Hintergrundinformation zur geplanten Ortsumgehung
Im Jahr 2002 hat der Kreis Borken auf Wunsch der Stadt Velen erste Planungsschritte zur Realisierung der K 11n eingeleitet. Bereits seit 2003 wird sie in den Einplanungsmitteilungen zur Förderung des Neubaus von Straßen aufgeführt. Die Ortskommune hat dann 2006 in einem Bebauungsplan den Verlauf der Trasse festgelegt und damit rechtskräftig Baurecht geschaffen. Der landschaftliche Eingriff und die Kompensationsmaßnahmen waren zuvor in einen "Landschaftspflegerischen Begleitplan festgesetzt worden. Die für die Trasse erforderlichen Grundflächen werden im Zuge des laufenden Flurbereinigungsverfahrens bereitgestellt. Unabhängig von der zeitlichen Verzögerung werden die Gespräche mit den Betroffenen weitergeführt.

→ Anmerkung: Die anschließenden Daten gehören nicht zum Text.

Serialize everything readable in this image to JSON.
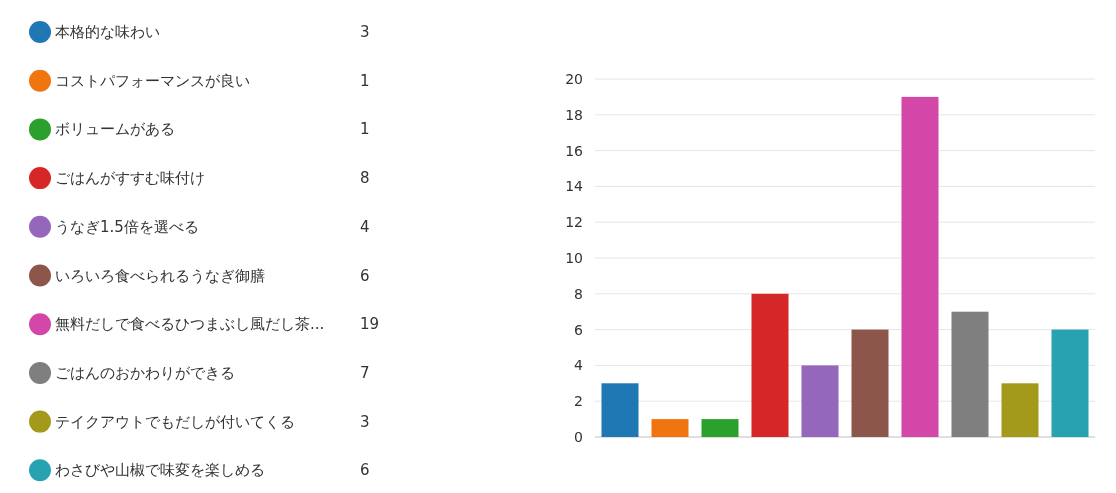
{
  "chart_data": {
    "type": "bar",
    "categories": [
      null,
      null,
      null,
      null,
      null,
      null,
      null,
      null,
      null,
      null
    ],
    "series": [
      {
        "name": "本格的な味わい",
        "color": "#1f77b4",
        "values": [
          3,
          null,
          null,
          null,
          null,
          null,
          null,
          null,
          null,
          null
        ]
      },
      {
        "name": "コストパフォーマンスが良い",
        "color": "#f0750f",
        "values": [
          null,
          1,
          null,
          null,
          null,
          null,
          null,
          null,
          null,
          null
        ]
      },
      {
        "name": "ボリュームがある",
        "color": "#2ca02c",
        "values": [
          null,
          null,
          1,
          null,
          null,
          null,
          null,
          null,
          null,
          null
        ]
      },
      {
        "name": "ごはんがすすむ味付け",
        "color": "#d62728",
        "values": [
          null,
          null,
          null,
          8,
          null,
          null,
          null,
          null,
          null,
          null
        ]
      },
      {
        "name": "うなぎ1.5倍を選べる",
        "color": "#9467bd",
        "values": [
          null,
          null,
          null,
          null,
          4,
          null,
          null,
          null,
          null,
          null
        ]
      },
      {
        "name": "いろいろ食べられるうなぎ御膳",
        "color": "#8c564b",
        "values": [
          null,
          null,
          null,
          null,
          null,
          6,
          null,
          null,
          null,
          null
        ]
      },
      {
        "name": "無料だしで食べるひつまぶし風だし茶...",
        "color": "#d347a9",
        "values": [
          null,
          null,
          null,
          null,
          null,
          null,
          19,
          null,
          null,
          null
        ]
      },
      {
        "name": "ごはんのおかわりができる",
        "color": "#7f7f7f",
        "values": [
          null,
          null,
          null,
          null,
          null,
          null,
          null,
          7,
          null,
          null
        ]
      },
      {
        "name": "テイクアウトでもだしが付いてくる",
        "color": "#a39a1c",
        "values": [
          null,
          null,
          null,
          null,
          null,
          null,
          null,
          null,
          3,
          null
        ]
      },
      {
        "name": "わさびや山椒で味変を楽しめる",
        "color": "#27a2b0",
        "values": [
          null,
          null,
          null,
          null,
          null,
          null,
          null,
          null,
          null,
          6
        ]
      }
    ],
    "annotations": [
      "3",
      "1",
      "1",
      "8",
      "4",
      "6",
      "19",
      "7",
      "3",
      "6"
    ],
    "stacked": true,
    "ylim": [
      0,
      20
    ],
    "yticks": [
      0,
      2,
      4,
      6,
      8,
      10,
      12,
      14,
      16,
      18,
      20
    ],
    "grid": "y",
    "legend": "left",
    "tick_labels": "y"
  }
}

Die neue Trasse beginnt an der heutigen K 11 rund 200 m von der Einmündung K 11 / L 829. Der neue Knotenpunkt K 11 / K 11n soll zu einem Kreisverkehr mit 35 m Durchmesser ausgebaut werden. Die rund 2,2 km lange Strecke tangiert den östlichen Ortsrand von Velen und kreuzt einige Wirtschaftswege, die größtenteils an die K 11n höhengleich angebunden werden. Auf der Westseite der neuen Straße ist ein kombinierter, in beide Richtungen befahrbarer Geh- und Radweg mit einer Breite von 2,50 m geplant.
Die Anbindung der K 11n an die L 581 (Hochmoorstraße) nordöstlich von Velen erfolgt über einen Kreisverkehr mit einem Durchmesser von 40 m und umlaufenden kombinierten Geh- und Radwegen, die Anbindung des Klyer Damm ist über den neuen Kreisverkehr auf die L 581vorgesehen.